A couple representatives of the citizens group, CDC (Concerned Donora Citizens) plan to meet this week with John Ross, senior operating manager of the Donora River Terminal, and Scott Crow, CEO of Robindale Energy & Associates.
DeLattre said he will go into the meeting with a simple plan.
“We’re going to talk to them about what kind of solution they may have,” he said. “We know what our problems are, what can (they) do to help us.”
Ross said he wants to be a “good neighbor,” something he said the terminal has been for eight years.
“We’ve been here for eight years and haven’t had many problems,” Ross said Monday. “They’re not our trucks. We do not order them. We do not direct them. We are in complete compliance. The (Department of Environmental protection) monitors us weekly. We are willing to do what we can. You can’t just say we don’t want commerce. We don’t want trucks.”
Ross said he was invited to the council meeting, but said he was advised by legal counsel not to attend.

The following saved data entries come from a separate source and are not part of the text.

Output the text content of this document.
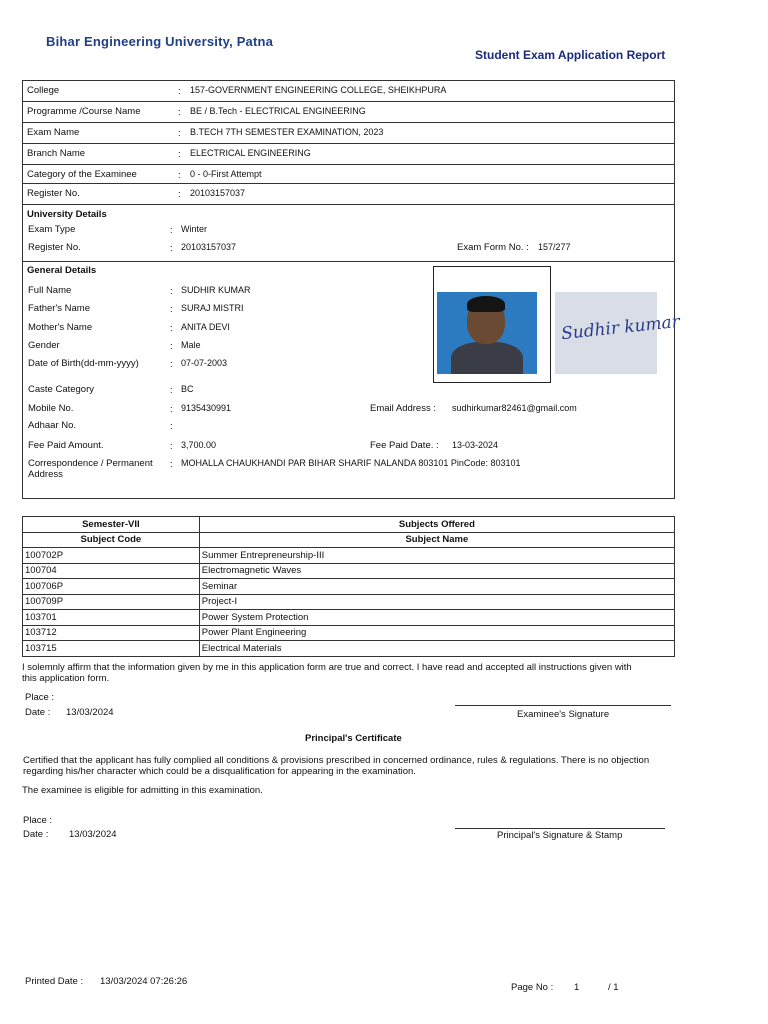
Bihar Engineering University, Patna
Student Exam Application Report
College	: 157-GOVERNMENT ENGINEERING COLLEGE, SHEIKHPURA
Programme /Course Name	: BE / B.Tech - ELECTRICAL ENGINEERING
Exam Name	: B.TECH 7TH SEMESTER EXAMINATION, 2023
Branch Name	: ELECTRICAL ENGINEERING
Category of the Examinee	: 0 - 0-First Attempt
Register No.	: 20103157037
University Details
Exam Type	: Winter
Register No.	: 20103157037	Exam Form No. : 157/277
General Details
Full Name	: SUDHIR KUMAR
Father's Name	: SURAJ MISTRI
Mother's Name	: ANITA DEVI
Gender	: Male
Date of Birth(dd-mm-yyyy)	: 07-07-2003
Caste Category	: BC
Mobile No.	: 9135430991	Email Address : sudhirkumar82461@gmail.com
Adhaar No.	:
Fee Paid Amount.	: 3,700.00	Fee Paid Date. : 13-03-2024
Correspondence / Permanent
Address
: MOHALLA CHAUKHANDI PAR BIHAR SHARIF NALANDA 803101 PinCode: 803101
Sudhir kumar
Semester-VII	Subjects Offered
Subject Code	Subject Name
100702P	Summer Entrepreneurship-III
100704	Electromagnetic Waves
100706P	Seminar
100709P	Project-I
103701	Power System Protection
103712	Power Plant Engineering
103715	Electrical Materials
I solemnly affirm that the information given by me in this application form are true and correct. I have read and accepted all instructions given with
this application form.
Place :
Date : 13/03/2024	Examinee's Signature
Principal's Certificate
Certified that the applicant has fully complied all conditions & provisions prescribed in concerned ordinance, rules & regulations. There is no objection
regarding his/her character which could be a disqualification for appearing in the examination.
The examinee is eligible for admitting in this examination.
Place :
Date : 13/03/2024	Principal's Signature & Stamp
Printed Date : 13/03/2024 07:26:26
Page No : 1	/ 1
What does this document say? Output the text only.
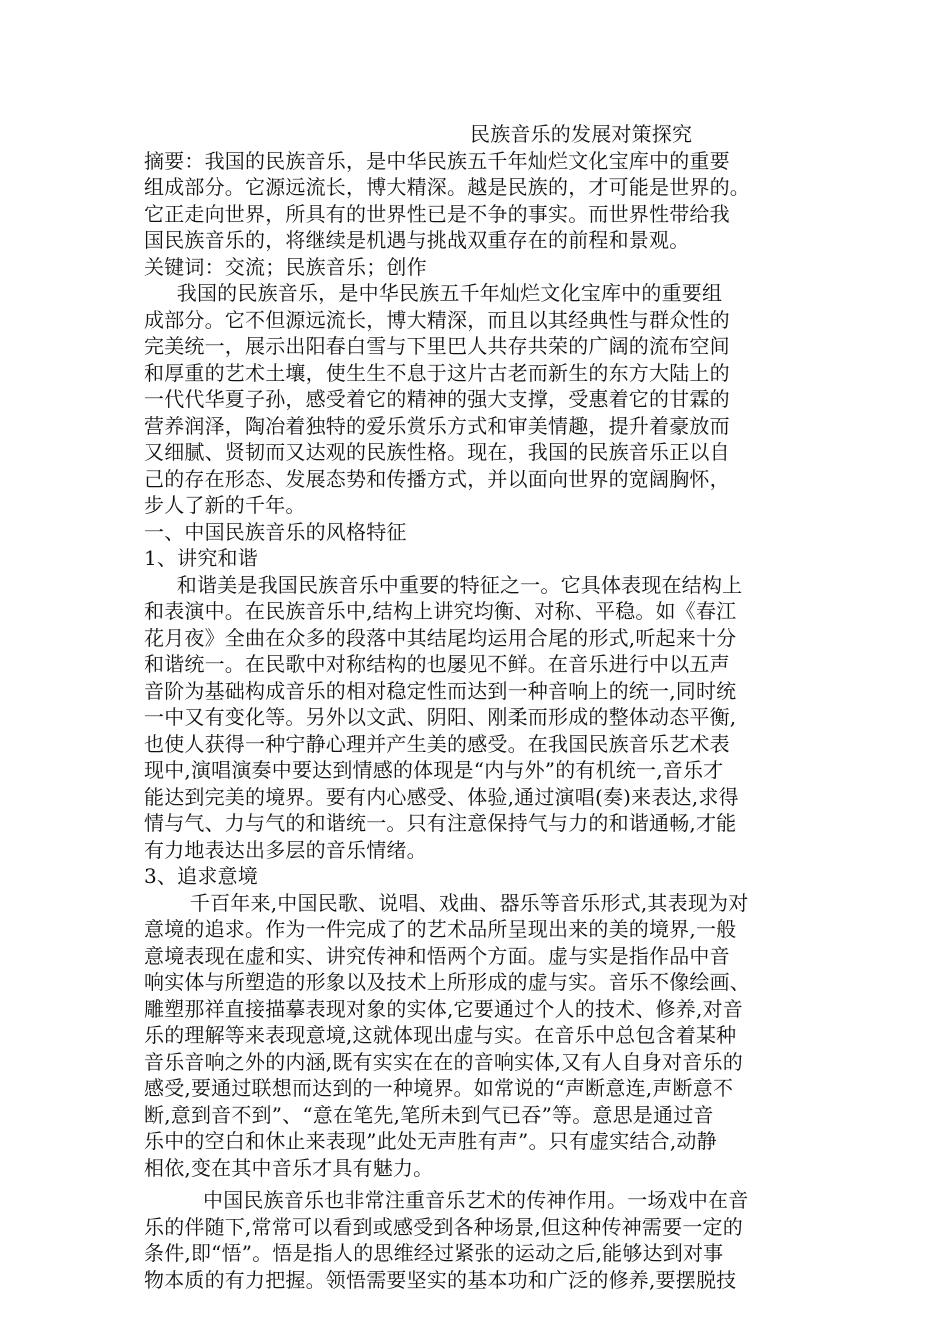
民族音乐的发展对策探究
摘要：我国的民族音乐，是中华民族五千年灿烂文化宝库中的重要
组成部分。它源远流长，博大精深。越是民族的，才可能是世界的。
它正走向世界，所具有的世界性已是不争的事实。而世界性带给我
国民族音乐的，将继续是机遇与挑战双重存在的前程和景观。
关键词：交流；民族音乐；创作
我国的民族音乐，是中华民族五千年灿烂文化宝库中的重要组
成部分。它不但源远流长，博大精深，而且以其经典性与群众性的
完美统一，展示出阳春白雪与下里巴人共存共荣的广阔的流布空间
和厚重的艺术土壤，使生生不息于这片古老而新生的东方大陆上的
一代代华夏子孙，感受着它的精神的强大支撑，受惠着它的甘霖的
营养润泽，陶冶着独特的爱乐赏乐方式和审美情趣，提升着豪放而
又细腻、贤韧而又达观的民族性格。现在，我国的民族音乐正以自
己的存在形态、发展态势和传播方式，并以面向世界的宽阔胸怀，
步人了新的千年。
一、中国民族音乐的风格特征
1、讲究和谐
和谐美是我国民族音乐中重要的特征之一。它具体表现在结构上
和表演中。在民族音乐中,结构上讲究均衡、对称、平稳。如《春江
花月夜》全曲在众多的段落中其结尾均运用合尾的形式,听起来十分
和谐统一。在民歌中对称结构的也屡见不鲜。在音乐进行中以五声
音阶为基础构成音乐的相对稳定性而达到一种音响上的统一,同时统
一中又有变化等。另外以文武、阴阳、刚柔而形成的整体动态平衡,
也使人获得一种宁静心理并产生美的感受。在我国民族音乐艺术表
现中,演唱演奏中要达到情感的体现是“内与外”的有机统一,音乐才
能达到完美的境界。要有内心感受、体验,通过演唱(奏)来表达,求得
情与气、力与气的和谐统一。只有注意保持气与力的和谐通畅,才能
有力地表达出多层的音乐情绪。
3、追求意境
千百年来,中国民歌、说唱、戏曲、器乐等音乐形式,其表现为对
意境的追求。作为一件完成了的艺术品所呈现出来的美的境界,一般
意境表现在虚和实、讲究传神和悟两个方面。虚与实是指作品中音
响实体与所塑造的形象以及技术上所形成的虚与实。音乐不像绘画、
雕塑那祥直接描摹表现对象的实体,它要通过个人的技术、修养,对音
乐的理解等来表现意境,这就体现出虚与实。在音乐中总包含着某种
音乐音响之外的内涵,既有实实在在的音响实体,又有人自身对音乐的
感受,要通过联想而达到的一种境界。如常说的“声断意连,声断意不
断,意到音不到”、“意在笔先,笔所未到气已吞”等。意思是通过音
乐中的空白和休止来表现”此处无声胜有声”。只有虚实结合,动静
相依,变在其中音乐才具有魅力。
中国民族音乐也非常注重音乐艺术的传神作用。一场戏中在音
乐的伴随下,常常可以看到或感受到各种场景,但这种传神需要一定的
条件,即“悟”。悟是指人的思维经过紧张的运动之后,能够达到对事
物本质的有力把握。领悟需要坚实的基本功和广泛的修养,要摆脱技
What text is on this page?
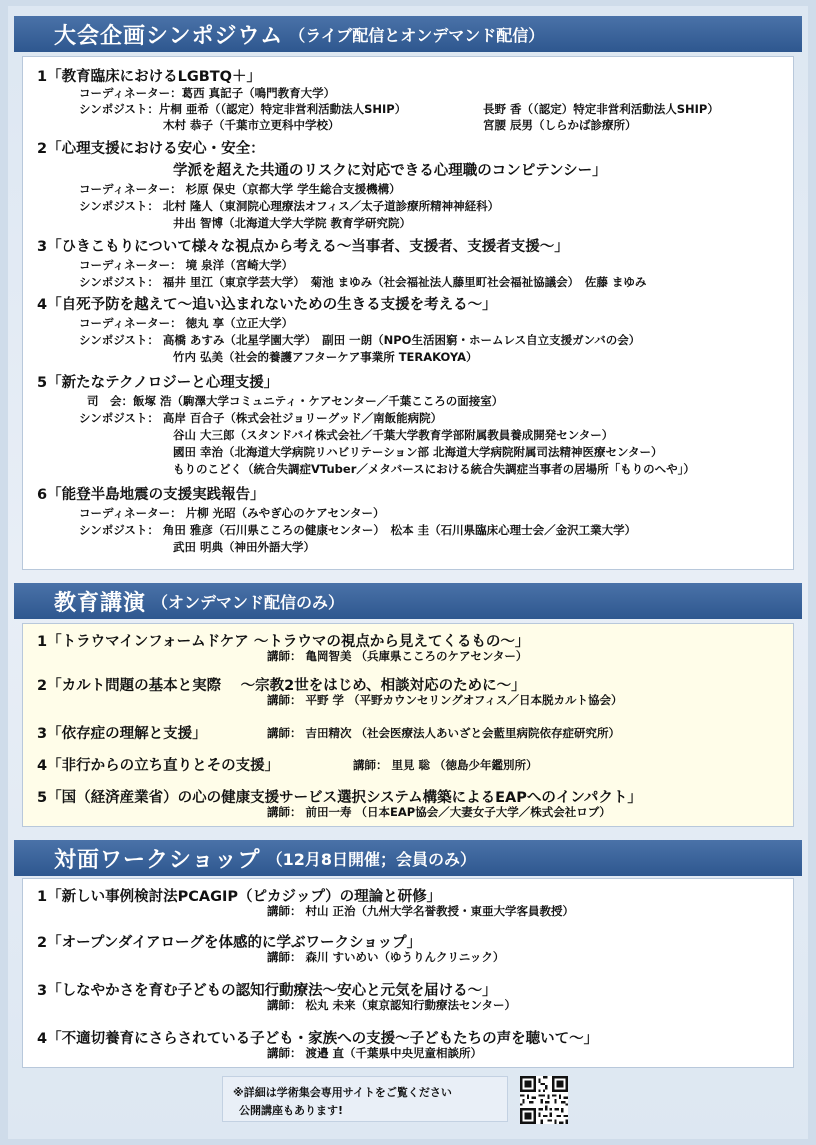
大会企画シンポジウム （ライブ配信とオンデマンド配信）
1「教育臨床におけるLGBTQ＋」
コーディネーター：葛西 真記子（鳴門教育大学）
シンポジスト：片桐 亜希（（認定）特定非営利活動法人SHIP）	長野 香（（認定）特定非営利活動法人SHIP）
木村 恭子（千葉市立更科中学校）	宮腰 辰男（しらかば診療所）
2「心理支援における安心・安全：
学派を超えた共通のリスクに対応できる心理職のコンピテンシー」
コーディネーター： 杉原 保史（京都大学 学生総合支援機構）
シンポジスト： 北村 隆人（東洞院心理療法オフィス／太子道診療所精神神経科）
井出 智博（北海道大学大学院 教育学研究院）
3「ひきこもりについて様々な視点から考える～当事者、支援者、支援者支援～」
コーディネーター： 境 泉洋（宮崎大学）
シンポジスト： 福井 里江（東京学芸大学）　菊池 まゆみ（社会福祉法人藤里町社会福祉協議会）　佐藤 まゆみ
4「自死予防を越えて～追い込まれないための生きる支援を考える～」
コーディネーター： 徳丸 享（立正大学）
シンポジスト： 高橋 あすみ（北星学園大学）　副田 一朗（NPO生活困窮・ホームレス自立支援ガンバの会）
竹内 弘美（社会的養護アフターケア事業所 TERAKOYA）
5「新たなテクノロジーと心理支援」
司　会：飯塚 浩（駒澤大学コミュニティ・ケアセンター／千葉こころの面接室）
シンポジスト： 高岸 百合子（株式会社ジョリーグッド／南飯能病院）
谷山 大三郎（スタンドバイ株式会社／千葉大学教育学部附属教員養成開発センター）
國田 幸治（北海道大学病院リハビリテーション部 北海道大学病院附属司法精神医療センター）
もりのこどく（統合失調症VTuber／メタバースにおける統合失調症当事者の居場所「もりのへや」）
6「能登半島地震の支援実践報告」
コーディネーター： 片柳 光昭（みやぎ心のケアセンター）
シンポジスト： 角田 雅彦（石川県こころの健康センター）　松本 圭（石川県臨床心理士会／金沢工業大学）
武田 明典（神田外語大学）
教育講演 （オンデマンド配信のみ）
1「トラウマインフォームドケア ～トラウマの視点から見えてくるもの～」
講師： 亀岡智美 （兵庫県こころのケアセンター）
2「カルト問題の基本と実際　 ～宗教2世をはじめ、相談対応のために～」
講師： 平野 学 （平野カウンセリングオフィス／日本脱カルト協会）
3「依存症の理解と支援」	講師： 吉田精次 （社会医療法人あいざと会藍里病院依存症研究所）
4「非行からの立ち直りとその支援」	講師： 里見 聡 （徳島少年鑑別所）
5「国（経済産業省）の心の健康支援サービス選択システム構築によるEAPへのインパクト」
講師： 前田一寿 （日本EAP協会／大妻女子大学／株式会社ロブ）
対面ワークショップ （12月8日開催；会員のみ）
1「新しい事例検討法PCAGIP（ピカジップ）の理論と研修」
講師： 村山 正治（九州大学名誉教授・東亜大学客員教授）
2「オープンダイアローグを体感的に学ぶワークショップ」
講師： 森川 すいめい（ゆうりんクリニック）
3「しなやかさを育む子どもの認知行動療法～安心と元気を届ける～」
講師： 松丸 未来（東京認知行動療法センター）
4「不適切養育にさらされている子ども・家族への支援～子どもたちの声を聴いて～」
講師： 渡邉 直（千葉県中央児童相談所）
※詳細は学術集会専用サイトをご覧ください
公開講座もあります!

“You don’t want to be lulled into a public spectacle,” he said. “It upsets me that they’re saying we don’t do anything for Donora. We are in Carroll Township, but we buy local. We’re very supportive of Donora businesses, hardware stores and restaurants. My great-grandparents migrated from Czechoslovakia to Donora at the turn of the century. Donora is in my blood.”
CDC members claim the trucks have damaged infrastructure, impacted the environment, increased safety hazards for motorists and pedestrians, created health hazards and caused a deterioration of quality of life and property for borough citizens.
At the meeting, DeLattre said a primary issue is dust that comes from the trucks.
“It’s horrible,” he told council. “We get dust off the trucks and we get big lumps of coal. We have people with swimming pools and those pools are filled with that coal dust.”
Other concerns he raised included the trucks not properly being cleaned, the trucks speeding through town and the ineffectiveness of a street sweeper the company deploys. One citizen from the audience said trucks can be heard as early as 1 a.m.
“It’s supposed to be 25 miles per hour and they’re going a lot faster,” DeLattre said. “These trucks are coming down and they’re heavily loaded. I guarantee you, these trucks are never going to be able to stop if a kid comes on the road. It’s extremely dangerous.”
Inquiries were made as to why the borough’s street sweeper has not been used in the affected areas. Mike Petroske, street foreman, said the borough’s street sweeper cannot handle the task of cleaning the coal dust. “If we ran the street sweeper over that coal dust, it would clog it,” he said.
Some residents in attendance said the borough should have handled this matter long ago.
“Four years and we still have these complaints,” said resident Scott Nedrow. “We have people with coal dust in the filters of their swimming pools. We have grandchildren who don’t want to go out on the street without a parent right with them.”
Mayor James McDonough said speeding has been monitored in that area.
“From the beginning, we have asked for speeding enforcement on that end of town,” said the mayor. “There was a directive put down and you may say it’s a little too late. Living where you live and having to deal with what you’re dealing with is rough.”
Councilman Joseph Greco said police have indeed been in the area and an officer who was in the area recently told him there were no vehicles speeding.
Police Superintendent Jim Brice said he spent a recent shift monitoring trucks in the area for possible speeding.
“The first truck that goes by, before he’s out of my eyesight, he reaches for his CB,” he said, adding he moved his location. “As soon as someone saw me there, he reaches for his CB.”
It was a process, he said, that was repeated no matter which street he monitored.
Signs have been placed in the borough by the residents that read, “Save Donora. Stop the Coal Trucks.”
“We have to spend $500 to get signs up to get this kind of turnout to get you to listen to us,” Nedrow said.